Я был в замешательстве: «Ну, во сколько мне нужно открыться?»
– В семь утра, – ответил Тэм.
Поэтому в 6:15 утра я был на месте вместе с отцом, братом Мартином и нашим барменом-итальянцем. Тэм велел как следует запастись выпивкой, что мы и сделали. Я открылся в 7 утра, и вскоре в пабе было не протолкнуться от громкоголосых оранжистов, на которых полиция не обращала никакого внимания.
За следующие два с половиной часа я заработал четыре тысячи: двойная водка шла на ура. Мой отец сидел и только головой качал. К 9:30 мы уже драили паб, пытаясь привести заведение в порядок перед приходом новых посетителей. Пришлось как следует поработать щеткой, но зато в кассе у меня лежало четыре тысячи.
Работа в пабах отнимала много сил, и к 1978 году я уже был готов сбежать от всех изнурительных обязанностей, связанных с нашими двумя забегаловками. Руководство «Абердином» не оставляло мне времени на выяснение отношений с посетителями или на контроль над бухгалтерией. Но сколько же замечательных историй произошло со мной за эти годы, из них одних можно было бы составить книгу! К примеру, в субботу утром ко мне приходили докеры вместе с женами, чтобы забрать свою пятничную получку, сданную с вечера мне на хранение в сейф за барной стойкой. Вечером в пятницу я чувствовал себя миллионером. Я не знал, какая часть денег в сейфе и кассе принадлежит мне, а какая им. В первые годы Кэти считала их, раскладывая на ковре. Утром же мужики приходили снова, чтобы забрать свои кровные. Все записи этих операций велись в так называемой «долговой книге».
Одна моя посетительница по имени Нэн слишком рьяно отслеживала все финансовые операции мужа, а разговаривала она, как заправский грузчик. «Думаешь, мы все тут тупые?» – как-то раз спросила она, уставившись на меня.
– Что? – ответил я, выигрывая время.
– Ты думаешь, мы все тут тупые? Эта долговая книга, я хочу посмотреть на нее.

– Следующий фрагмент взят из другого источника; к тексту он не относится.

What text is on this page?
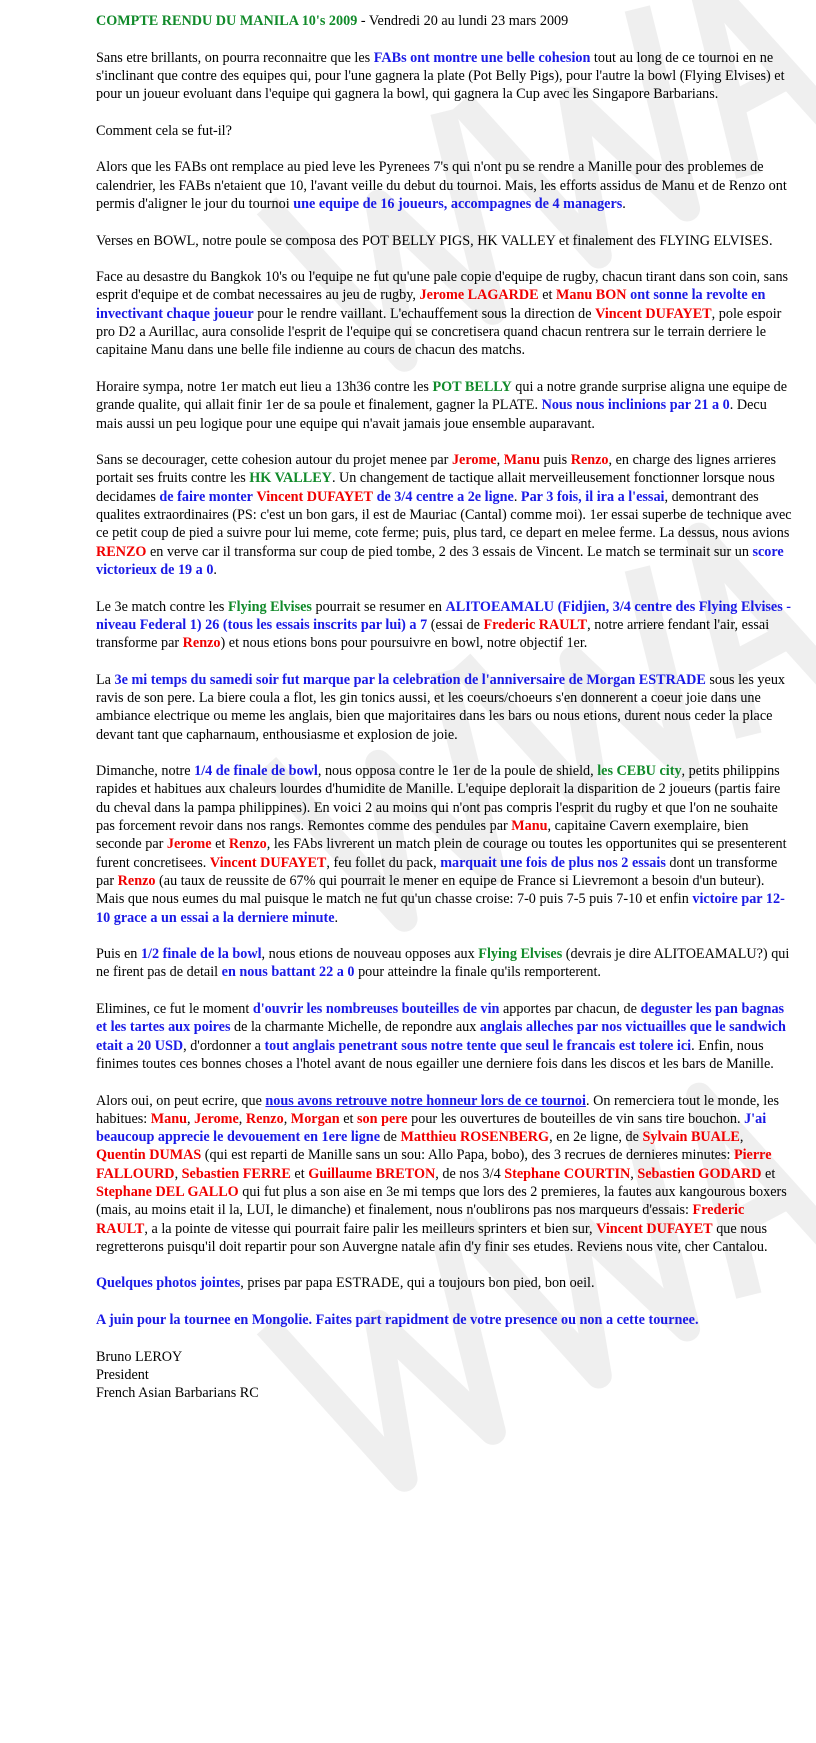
COMPTE RENDU DU MANILA 10's 2009 - Vendredi 20 au lundi 23 mars 2009

Sans etre brillants, on pourra reconnaitre que les FABs ont montre une belle cohesion tout au long de ce tournoi en ne s'inclinant que contre des equipes qui, pour l'une gagnera la plate (Pot Belly Pigs), pour l'autre la bowl (Flying Elvises) et pour un joueur evoluant dans l'equipe qui gagnera la bowl, qui gagnera la Cup avec les Singapore Barbarians.

Comment cela se fut-il?

Alors que les FABs ont remplace au pied leve les Pyrenees 7's qui n'ont pu se rendre a Manille pour des problemes de calendrier, les FABs n'etaient que 10, l'avant veille du debut du tournoi. Mais, les efforts assidus de Manu et de Renzo ont permis d'aligner le jour du tournoi une equipe de 16 joueurs, accompagnes de 4 managers.

Verses en BOWL, notre poule se composa des POT BELLY PIGS, HK VALLEY et finalement des FLYING ELVISES.

Face au desastre du Bangkok 10's ou l'equipe ne fut qu'une pale copie d'equipe de rugby, chacun tirant dans son coin, sans esprit d'equipe et de combat necessaires au jeu de rugby, Jerome LAGARDE et Manu BON ont sonne la revolte en invectivant chaque joueur pour le rendre vaillant. L'echauffement sous la direction de Vincent DUFAYET, pole espoir pro D2 a Aurillac, aura consolide l'esprit de l'equipe qui se concretisera quand chacun rentrera sur le terrain derriere le capitaine Manu dans une belle file indienne au cours de chacun des matchs.

Horaire sympa, notre 1er match eut lieu a 13h36 contre les POT BELLY qui a notre grande surprise aligna une equipe de grande qualite, qui allait finir 1er de sa poule et finalement, gagner la PLATE. Nous nous inclinions par 21 a 0. Decu mais aussi un peu logique pour une equipe qui n'avait jamais joue ensemble auparavant.

Sans se decourager, cette cohesion autour du projet menee par Jerome, Manu puis Renzo, en charge des lignes arrieres portait ses fruits contre les HK VALLEY. Un changement de tactique allait merveilleusement fonctionner lorsque nous decidames de faire monter Vincent DUFAYET de 3/4 centre a 2e ligne. Par 3 fois, il ira a l'essai, demontrant des qualites extraordinaires (PS: c'est un bon gars, il est de Mauriac (Cantal) comme moi). 1er essai superbe de technique avec ce petit coup de pied a suivre pour lui meme, cote ferme; puis, plus tard, ce depart en melee ferme. La dessus, nous avions RENZO en verve car il transforma sur coup de pied tombe, 2 des 3 essais de Vincent. Le match se terminait sur un score victorieux de 19 a 0.

Le 3e match contre les Flying Elvises pourrait se resumer en ALITOEAMALU (Fidjien, 3/4 centre des Flying Elvises - niveau Federal 1) 26 (tous les essais inscrits par lui) a 7 (essai de Frederic RAULT, notre arriere fendant l'air, essai transforme par Renzo) et nous etions bons pour poursuivre en bowl, notre objectif 1er.

La 3e mi temps du samedi soir fut marque par la celebration de l'anniversaire de Morgan ESTRADE sous les yeux ravis de son pere. La biere coula a flot, les gin tonics aussi, et les coeurs/choeurs s'en donnerent a coeur joie dans une ambiance electrique ou meme les anglais, bien que majoritaires dans les bars ou nous etions, durent nous ceder la place devant tant que capharnaum, enthousiasme et explosion de joie.

Dimanche, notre 1/4 de finale de bowl, nous opposa contre le 1er de la poule de shield, les CEBU city, petits philippins rapides et habitues aux chaleurs lourdes d'humidite de Manille. L'equipe deplorait la disparition de 2 joueurs (partis faire du cheval dans la pampa philippines). En voici 2 au moins qui n'ont pas compris l'esprit du rugby et que l'on ne souhaite pas forcement revoir dans nos rangs. Remontes comme des pendules par Manu, capitaine Cavern exemplaire, bien seconde par Jerome et Renzo, les FAbs livrerent un match plein de courage ou toutes les opportunites qui se presenterent furent concretisees. Vincent DUFAYET, feu follet du pack, marquait une fois de plus nos 2 essais dont un transforme par Renzo (au taux de reussite de 67% qui pourrait le mener en equipe de France si Lievremont a besoin d'un buteur). Mais que nous eumes du mal puisque le match ne fut qu'un chasse croise: 7-0 puis 7-5 puis 7-10 et enfin victoire par 12-10 grace a un essai a la derniere minute.

Puis en 1/2 finale de la bowl, nous etions de nouveau opposes aux Flying Elvises (devrais je dire ALITOEAMALU?) qui ne firent pas de detail en nous battant 22 a 0 pour atteindre la finale qu'ils remporterent.

Elimines, ce fut le moment d'ouvrir les nombreuses bouteilles de vin apportes par chacun, de deguster les pan bagnas et les tartes aux poires de la charmante Michelle, de repondre aux anglais alleches par nos victuailles que le sandwich etait a 20 USD, d'ordonner a tout anglais penetrant sous notre tente que seul le francais est tolere ici. Enfin, nous finimes toutes ces bonnes choses a l'hotel avant de nous egailler une derniere fois dans les discos et les bars de Manille.

Alors oui, on peut ecrire, que nous avons retrouve notre honneur lors de ce tournoi. On remerciera tout le monde, les habitues: Manu, Jerome, Renzo, Morgan et son pere pour les ouvertures de bouteilles de vin sans tire bouchon. J'ai beaucoup apprecie le devouement en 1ere ligne de Matthieu ROSENBERG, en 2e ligne, de Sylvain BUALE, Quentin DUMAS (qui est reparti de Manille sans un sou: Allo Papa, bobo), des 3 recrues de dernieres minutes: Pierre FALLOURD, Sebastien FERRE et Guillaume BRETON, de nos 3/4 Stephane COURTIN, Sebastien GODARD et Stephane DEL GALLO qui fut plus a son aise en 3e mi temps que lors des 2 premieres, la fautes aux kangourous boxers (mais, au moins etait il la, LUI, le dimanche) et finalement, nous n'oublirons pas nos marqueurs d'essais: Frederic RAULT, a la pointe de vitesse qui pourrait faire palir les meilleurs sprinters et bien sur, Vincent DUFAYET que nous regretterons puisqu'il doit repartir pour son Auvergne natale afin d'y finir ses etudes. Reviens nous vite, cher Cantalou.

Quelques photos jointes, prises par papa ESTRADE, qui a toujours bon pied, bon oeil.

A juin pour la tournee en Mongolie. Faites part rapidment de votre presence ou non a cette tournee.

Bruno LEROY
President
French Asian Barbarians RC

– О, нет, тебе нельзя, – сымпровизировал я. – Она неприкосновенна. Налоговой инспектор не разрешил бы тебе брать ее в руки. Тебе нельзя ее видеть, ведь инспектор проверяет ее каждую неделю.
Успокоившись, Нэн повернулась к своему мужу и спросила его: «Это правда?»
– Хм, я не уверен, – ответил тот.
Но буря уже прошла. «Если я обнаружу имя своего мужика в этой книге, я никогда больше не приду сюда», – говорила Нэн.
Я прекрасно помню свою молодость, проведенную среди сильных и стойких людей, пусть порой и грубых. Иногда мне приходилось возвращаться домой с фингалом под глазом или раскалывающейся от боли головой, ведь насилие не редкость в пабах. Поэтому когда кто-то начинал буянить или вспыхивала драка, мне приходилось вмешиваться, чтобы восстановить порядок. Я старался растаскивать противников, и часто за это приходилось расплачиваться. Но оглядываясь назад, могу с уверенностью сказать, что это было прекрасное время. Хорошие люди, забавные истории.
Вспоминаю парня по имени Джимми Уэстуотер, заглянувшего в паб с абсолютно серым лицом. «Господи, с тобой все в порядке?» – спросил я. Как оказалось, Джимми обмотался контрабандной чесучой, чтобы протащить ее через доки незамеченным. Целой кипой чесучи. Но он перестарался и еле-еле мог дышать.
Другой парень по имени Джимми, работавший на меня и содержавший паб в идеальной чистоте, как-то заявился на работу в галстуке-бабочке. Один из посетителей недоверчиво посмотрел на него и сказал: «Бабочка в Говане? Да ты, должно быть, шутишь!» А как-то вечером в пятницу я обнаружил в пабе парня, продающего у барной стойки мешки с птичьим кормом – в этой части Глазго чуть ли не каждый второй разводил голубей.